In passing, Defendants argue that Plaintiffs' UCL claim, insofar as it is based on TILA violations, is preempted by Home Owner's Loan Act. They further argue that Plaintiff's UCL claim is time-barred. However, Defendants have failed to present any legal analysis or made the requisite factual showing to support these arguments. The Court, therefore, declines to consider these arguments in connection with the instant motion.
F. CANCELLATION OF DEED
Plaintiff's fifth cause of action to cancel the trustee's deed is alleged against all Defendants based on their allegedly "false representations and fraudulent actions. . . ." Id. ¶ 78. A request to cancel a trustee's deed is a request for a remedy as opposed to an independent cause of action. See Porter v. Super. Court, 73 Cal.App.3d 793, 799 (1977). To the extent that Plaintiff's this claim is in actuality a cause of action for fraud or constructive fraud in which Plaintiff seeks cancellation of the deed of trust as a remedy, it fails to properly allege the elements of fraud with particularity.
The elements of a fraud claim are: (1) misrepresentation; (2) knowledge of falsity; (3) intent to defraud, i.e., to induce reliance; (4) justifiable reliance; and (5) resulting damage.Bily, 3 Cal.4th at 407-408. To state a claim for constructive fraud, the plaintiff must allege facts establishing: (1) a fiduciary or confidential relationship; (2) nondisclosure; (3) intent to deceive; and (4) reliance and resulting injury, i.e., causation. Cal.Civ. Code § 1573; Younan v. Equifax Inc., 111 Cal.App.3d 498, 516 n. 14 (1980). Plaintiff's allegations in support of this cause of action are conclusory and fail to allege each of these elements with the level of particularity demanded by Rule 9(b). Kearns, 567 F.3d at 1125. In addition, Plaintiff has failed to allege facts sufficient to demonstrate the existence of a fiduciary duty between himself and Defendants, which is a prerequisite for constructive fraud. See Nymark v. Heart Fed. Savings Loan Assn., 231 Cal.App.3d 1089, 1096 (1991) (lender owes no fiduciary duty to the borrower); Wagner v. Benson, 101 Cal.App.3d 27, 35 (1980) (lender "owes no duty of care to the [borrower] in approving [a] loan."). Thus, the Court DISMISSES Plaintiff's fifth cause of action with leave to amend.
G. REFORMATION
Plaintiff's sixth cause of action seeks reformation of his loan on the basis that it was procured through "fraudulent and predatory means." FAC ¶ 81. "A complaint for the reformation of a contract should allege what the real agreement was, what the agreement as reduced to writing was, and where the writing fails to embody the real agreement. It is also necessary to aver facts showing how the mistake was made, whose mistake it was and what brought it about, so that mutuality may appear." Lane v. Davis, 172 Cal.App.2d 302, 309 (1959); 5 Witkin, Cal. Proc., Pleading, § 807 at 222-23 (8th ed. 2008). Plaintiff's claim for reformation contains none of these allegations nor does it comport with the heightened pleading requirements of Rule 9(b). See Vess, 317 F.3d at 1103-104 (allegations of mistake subject to Rule 9(b)). Given these pleading deficiencies, the Court DISMISSES Plaintiff's sixth cause of action with leave to amend.

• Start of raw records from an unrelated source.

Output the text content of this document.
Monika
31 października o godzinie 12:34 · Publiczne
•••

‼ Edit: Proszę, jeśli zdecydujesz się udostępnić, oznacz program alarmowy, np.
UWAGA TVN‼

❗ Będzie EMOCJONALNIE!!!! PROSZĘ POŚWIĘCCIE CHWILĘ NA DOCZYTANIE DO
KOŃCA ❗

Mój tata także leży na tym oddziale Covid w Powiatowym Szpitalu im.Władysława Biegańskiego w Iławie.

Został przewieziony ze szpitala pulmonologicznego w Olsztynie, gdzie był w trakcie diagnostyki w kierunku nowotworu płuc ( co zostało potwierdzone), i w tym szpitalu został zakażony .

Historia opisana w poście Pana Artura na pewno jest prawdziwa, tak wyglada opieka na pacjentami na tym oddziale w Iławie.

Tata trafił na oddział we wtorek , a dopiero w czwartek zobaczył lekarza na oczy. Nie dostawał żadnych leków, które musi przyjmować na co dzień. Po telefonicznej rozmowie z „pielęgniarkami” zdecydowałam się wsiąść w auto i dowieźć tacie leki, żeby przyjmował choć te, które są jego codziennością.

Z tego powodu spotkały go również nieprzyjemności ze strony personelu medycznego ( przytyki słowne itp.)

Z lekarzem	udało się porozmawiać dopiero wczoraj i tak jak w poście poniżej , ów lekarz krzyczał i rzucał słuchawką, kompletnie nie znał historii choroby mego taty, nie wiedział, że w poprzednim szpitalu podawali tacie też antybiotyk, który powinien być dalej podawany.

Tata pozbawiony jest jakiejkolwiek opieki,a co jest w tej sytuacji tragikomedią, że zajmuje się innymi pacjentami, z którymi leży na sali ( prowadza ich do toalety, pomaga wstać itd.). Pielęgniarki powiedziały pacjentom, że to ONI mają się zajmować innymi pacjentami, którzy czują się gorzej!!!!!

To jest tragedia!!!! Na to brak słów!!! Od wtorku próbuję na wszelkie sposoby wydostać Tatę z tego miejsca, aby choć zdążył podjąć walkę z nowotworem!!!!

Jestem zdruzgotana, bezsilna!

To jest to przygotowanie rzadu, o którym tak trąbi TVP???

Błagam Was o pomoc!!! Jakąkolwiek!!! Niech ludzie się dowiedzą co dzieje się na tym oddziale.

H. INJUNCTION AND REQUEST TO ENJOIN EVICTION
Plaintiff's seventh cause of action is for injunctive relief, and his eighth cause of action is to enjoin his eviction and Defendants' foreclosure activities. FAC ¶¶ 82-90. Plaintiff concedes that both of these claims are remedies and do not present an independent, substantive legal claim for relief. Pl.'s Opp'n at 19. As such, the Court DISMISSES Plaintiff's seventh and eighth claims without prejudice to seeking such relief in connection with other, independently viable claims for relief.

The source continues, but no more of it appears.